Wherein RES_D represents the relative entropy index obtained from the disease sample, H _<u，v> (y _v ，y _ul ) Represents the edge features between subject v and subject u's first disease sample, H _<v，u> (y _u ，y _vs ) Representing the edge features between subject u and subject v's disease sample, y _v All disease samples representing subject v, y _u All disease samples representing subject u, y _ul A first disease sample representing subject u, y _vs Representative ofThe s-th disease sample of the study object v, P represents a discrete probability distribution, the distribution P satisfies

2. The method for detecting phase transition critical points of a complex biological system based on relative entropy indexes of claim 1, wherein the method for detecting phase transition critical points of a complex biological system requires at least 3 samples.

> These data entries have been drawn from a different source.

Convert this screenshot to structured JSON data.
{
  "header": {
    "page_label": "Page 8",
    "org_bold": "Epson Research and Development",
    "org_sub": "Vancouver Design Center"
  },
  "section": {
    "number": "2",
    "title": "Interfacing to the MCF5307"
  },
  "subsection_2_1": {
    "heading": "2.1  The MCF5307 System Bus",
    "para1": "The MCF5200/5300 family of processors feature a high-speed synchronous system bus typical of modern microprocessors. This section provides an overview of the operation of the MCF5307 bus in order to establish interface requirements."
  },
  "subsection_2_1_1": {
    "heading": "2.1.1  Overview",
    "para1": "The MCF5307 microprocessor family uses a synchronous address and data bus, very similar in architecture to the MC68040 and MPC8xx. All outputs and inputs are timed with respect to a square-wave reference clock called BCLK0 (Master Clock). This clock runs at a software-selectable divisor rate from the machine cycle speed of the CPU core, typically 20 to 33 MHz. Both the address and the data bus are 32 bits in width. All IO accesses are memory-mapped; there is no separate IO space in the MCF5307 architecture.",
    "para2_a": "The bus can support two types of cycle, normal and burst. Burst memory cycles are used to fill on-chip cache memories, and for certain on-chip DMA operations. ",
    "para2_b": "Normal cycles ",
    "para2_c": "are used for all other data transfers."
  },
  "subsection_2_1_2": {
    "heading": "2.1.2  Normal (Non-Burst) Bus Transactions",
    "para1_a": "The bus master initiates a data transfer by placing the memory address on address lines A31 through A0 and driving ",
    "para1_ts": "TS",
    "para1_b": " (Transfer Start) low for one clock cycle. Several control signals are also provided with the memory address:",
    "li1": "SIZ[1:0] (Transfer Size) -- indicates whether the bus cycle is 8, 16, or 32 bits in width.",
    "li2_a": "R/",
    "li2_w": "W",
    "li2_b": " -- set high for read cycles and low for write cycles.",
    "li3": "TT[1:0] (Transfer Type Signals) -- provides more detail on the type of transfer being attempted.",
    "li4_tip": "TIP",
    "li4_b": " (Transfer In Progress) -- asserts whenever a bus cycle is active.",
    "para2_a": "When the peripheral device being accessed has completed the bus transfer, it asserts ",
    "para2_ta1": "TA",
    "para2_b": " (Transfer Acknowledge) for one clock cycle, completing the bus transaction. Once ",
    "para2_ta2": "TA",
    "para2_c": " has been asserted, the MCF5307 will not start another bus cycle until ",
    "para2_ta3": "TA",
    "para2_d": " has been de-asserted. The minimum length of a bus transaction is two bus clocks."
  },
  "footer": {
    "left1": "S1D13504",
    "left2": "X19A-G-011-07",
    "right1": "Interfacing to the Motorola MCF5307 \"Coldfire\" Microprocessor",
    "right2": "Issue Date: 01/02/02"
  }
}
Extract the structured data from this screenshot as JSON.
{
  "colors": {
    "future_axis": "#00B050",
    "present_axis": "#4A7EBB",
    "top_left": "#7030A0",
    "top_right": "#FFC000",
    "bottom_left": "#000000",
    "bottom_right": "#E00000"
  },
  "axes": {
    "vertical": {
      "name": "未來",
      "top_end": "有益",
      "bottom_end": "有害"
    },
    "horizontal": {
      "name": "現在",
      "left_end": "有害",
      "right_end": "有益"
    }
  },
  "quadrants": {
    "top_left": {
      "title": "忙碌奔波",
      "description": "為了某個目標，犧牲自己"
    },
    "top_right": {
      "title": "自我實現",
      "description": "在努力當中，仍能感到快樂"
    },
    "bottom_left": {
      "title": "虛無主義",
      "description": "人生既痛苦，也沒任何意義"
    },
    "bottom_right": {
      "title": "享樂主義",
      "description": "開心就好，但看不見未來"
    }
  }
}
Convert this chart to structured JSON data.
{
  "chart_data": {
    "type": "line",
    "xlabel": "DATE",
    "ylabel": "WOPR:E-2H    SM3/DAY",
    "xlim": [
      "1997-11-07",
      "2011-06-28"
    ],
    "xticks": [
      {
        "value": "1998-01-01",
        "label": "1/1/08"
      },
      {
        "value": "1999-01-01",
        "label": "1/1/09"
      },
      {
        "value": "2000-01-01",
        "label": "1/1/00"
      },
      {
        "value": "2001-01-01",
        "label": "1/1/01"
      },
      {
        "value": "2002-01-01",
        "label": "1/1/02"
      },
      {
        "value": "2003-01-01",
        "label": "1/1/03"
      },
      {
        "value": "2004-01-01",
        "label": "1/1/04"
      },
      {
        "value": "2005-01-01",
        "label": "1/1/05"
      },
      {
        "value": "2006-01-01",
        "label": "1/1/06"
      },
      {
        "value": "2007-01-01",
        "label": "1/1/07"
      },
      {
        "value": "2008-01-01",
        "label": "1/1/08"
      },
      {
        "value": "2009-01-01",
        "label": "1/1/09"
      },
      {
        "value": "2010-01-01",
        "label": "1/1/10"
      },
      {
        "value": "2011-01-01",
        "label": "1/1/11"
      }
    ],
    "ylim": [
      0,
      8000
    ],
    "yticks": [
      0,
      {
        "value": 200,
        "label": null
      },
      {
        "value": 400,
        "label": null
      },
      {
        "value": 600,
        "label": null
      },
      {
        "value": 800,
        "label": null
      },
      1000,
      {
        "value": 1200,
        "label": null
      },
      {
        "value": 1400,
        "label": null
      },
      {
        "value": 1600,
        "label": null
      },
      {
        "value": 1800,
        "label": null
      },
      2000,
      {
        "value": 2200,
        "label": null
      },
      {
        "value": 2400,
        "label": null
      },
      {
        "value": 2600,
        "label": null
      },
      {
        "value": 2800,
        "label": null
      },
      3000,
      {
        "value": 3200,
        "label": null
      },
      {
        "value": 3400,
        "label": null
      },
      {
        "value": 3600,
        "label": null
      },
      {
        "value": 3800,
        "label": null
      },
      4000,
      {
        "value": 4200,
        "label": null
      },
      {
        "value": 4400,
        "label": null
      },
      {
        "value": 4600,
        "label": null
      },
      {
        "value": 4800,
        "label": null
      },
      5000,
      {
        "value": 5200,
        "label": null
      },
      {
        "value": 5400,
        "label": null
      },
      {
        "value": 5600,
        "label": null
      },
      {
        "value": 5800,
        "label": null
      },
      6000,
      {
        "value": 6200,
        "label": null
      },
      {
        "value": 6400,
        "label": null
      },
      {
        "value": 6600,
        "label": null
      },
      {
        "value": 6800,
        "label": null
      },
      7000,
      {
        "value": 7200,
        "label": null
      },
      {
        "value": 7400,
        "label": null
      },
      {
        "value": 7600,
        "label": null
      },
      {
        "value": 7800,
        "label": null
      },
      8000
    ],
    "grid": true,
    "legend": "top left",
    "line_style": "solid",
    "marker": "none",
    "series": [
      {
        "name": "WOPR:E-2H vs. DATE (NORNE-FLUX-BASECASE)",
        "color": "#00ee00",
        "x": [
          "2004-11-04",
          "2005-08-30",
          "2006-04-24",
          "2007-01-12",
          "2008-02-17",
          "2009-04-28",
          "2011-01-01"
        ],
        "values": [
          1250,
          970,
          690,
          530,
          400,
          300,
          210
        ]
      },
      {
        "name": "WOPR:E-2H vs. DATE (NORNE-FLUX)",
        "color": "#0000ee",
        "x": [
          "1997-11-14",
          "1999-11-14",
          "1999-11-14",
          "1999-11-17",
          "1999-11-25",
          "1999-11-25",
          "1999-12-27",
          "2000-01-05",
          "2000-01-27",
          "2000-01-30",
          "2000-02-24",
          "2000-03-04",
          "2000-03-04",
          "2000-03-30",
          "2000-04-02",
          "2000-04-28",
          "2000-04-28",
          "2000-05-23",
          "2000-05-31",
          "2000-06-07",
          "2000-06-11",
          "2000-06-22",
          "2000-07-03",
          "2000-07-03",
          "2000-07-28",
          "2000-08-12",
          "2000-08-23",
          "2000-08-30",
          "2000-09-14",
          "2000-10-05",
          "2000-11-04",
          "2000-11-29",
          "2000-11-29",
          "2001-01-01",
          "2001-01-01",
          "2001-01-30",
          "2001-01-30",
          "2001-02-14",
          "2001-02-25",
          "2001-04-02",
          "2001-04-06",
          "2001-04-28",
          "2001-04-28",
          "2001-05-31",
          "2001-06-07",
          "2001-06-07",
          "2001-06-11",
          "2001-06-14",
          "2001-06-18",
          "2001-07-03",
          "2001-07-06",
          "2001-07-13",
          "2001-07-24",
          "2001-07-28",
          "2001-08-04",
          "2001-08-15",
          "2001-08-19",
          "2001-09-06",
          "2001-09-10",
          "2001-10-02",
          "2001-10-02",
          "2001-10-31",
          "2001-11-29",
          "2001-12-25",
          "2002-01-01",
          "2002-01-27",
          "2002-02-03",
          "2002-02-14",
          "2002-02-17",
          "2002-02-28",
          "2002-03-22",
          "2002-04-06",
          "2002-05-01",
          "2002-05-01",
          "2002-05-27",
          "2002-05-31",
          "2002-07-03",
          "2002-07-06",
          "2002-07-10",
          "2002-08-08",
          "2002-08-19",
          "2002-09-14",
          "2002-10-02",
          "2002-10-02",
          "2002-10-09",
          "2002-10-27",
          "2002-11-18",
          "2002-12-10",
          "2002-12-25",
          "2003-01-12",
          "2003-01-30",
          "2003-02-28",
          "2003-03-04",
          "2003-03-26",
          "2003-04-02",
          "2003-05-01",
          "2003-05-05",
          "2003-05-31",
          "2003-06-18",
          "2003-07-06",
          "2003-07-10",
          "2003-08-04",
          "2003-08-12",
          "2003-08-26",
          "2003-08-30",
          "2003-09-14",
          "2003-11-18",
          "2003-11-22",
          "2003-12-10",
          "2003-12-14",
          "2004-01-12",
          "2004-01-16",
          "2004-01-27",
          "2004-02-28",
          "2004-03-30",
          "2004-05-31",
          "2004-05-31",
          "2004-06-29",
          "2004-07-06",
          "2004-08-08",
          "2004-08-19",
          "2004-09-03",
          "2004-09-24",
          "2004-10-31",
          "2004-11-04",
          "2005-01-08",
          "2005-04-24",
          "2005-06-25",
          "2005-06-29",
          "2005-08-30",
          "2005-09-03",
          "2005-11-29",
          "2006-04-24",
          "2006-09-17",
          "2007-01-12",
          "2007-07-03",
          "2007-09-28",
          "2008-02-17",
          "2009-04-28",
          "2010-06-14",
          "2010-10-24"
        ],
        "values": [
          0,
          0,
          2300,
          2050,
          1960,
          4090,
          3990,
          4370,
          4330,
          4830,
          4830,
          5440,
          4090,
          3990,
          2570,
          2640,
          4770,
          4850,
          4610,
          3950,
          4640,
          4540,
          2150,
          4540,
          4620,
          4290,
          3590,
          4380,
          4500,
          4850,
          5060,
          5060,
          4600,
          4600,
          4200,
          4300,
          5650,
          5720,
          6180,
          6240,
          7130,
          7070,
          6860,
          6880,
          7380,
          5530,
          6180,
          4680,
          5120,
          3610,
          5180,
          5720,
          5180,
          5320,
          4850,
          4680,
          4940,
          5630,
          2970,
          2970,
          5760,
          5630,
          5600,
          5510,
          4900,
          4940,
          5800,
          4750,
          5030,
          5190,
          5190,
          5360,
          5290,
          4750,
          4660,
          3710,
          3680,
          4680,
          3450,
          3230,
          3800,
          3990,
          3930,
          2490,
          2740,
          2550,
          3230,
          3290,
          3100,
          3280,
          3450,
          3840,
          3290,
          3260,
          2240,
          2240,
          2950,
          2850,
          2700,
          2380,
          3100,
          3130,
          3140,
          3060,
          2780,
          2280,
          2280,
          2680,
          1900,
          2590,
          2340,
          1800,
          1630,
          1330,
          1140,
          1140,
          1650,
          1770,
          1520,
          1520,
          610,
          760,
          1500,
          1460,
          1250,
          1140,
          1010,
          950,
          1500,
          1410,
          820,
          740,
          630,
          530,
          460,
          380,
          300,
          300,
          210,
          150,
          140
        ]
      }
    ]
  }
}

3. The method for detecting phase transition critical points of complex biological systems based on relative entropy indexes according to claim 2, wherein the relative entropy indexes have different characteristics in different states, and the relative entropy indexes in a disease state have smaller values than those in a normal state.

4. The method for detecting phase transition critical points of complex biological systems based on relative entropy indexes according to claim 1, wherein the parameter α is selected in such a way that the difference network in the normal state has as few difference edges as possible, so as to highlight the pre-disease state with a certain number of difference edges.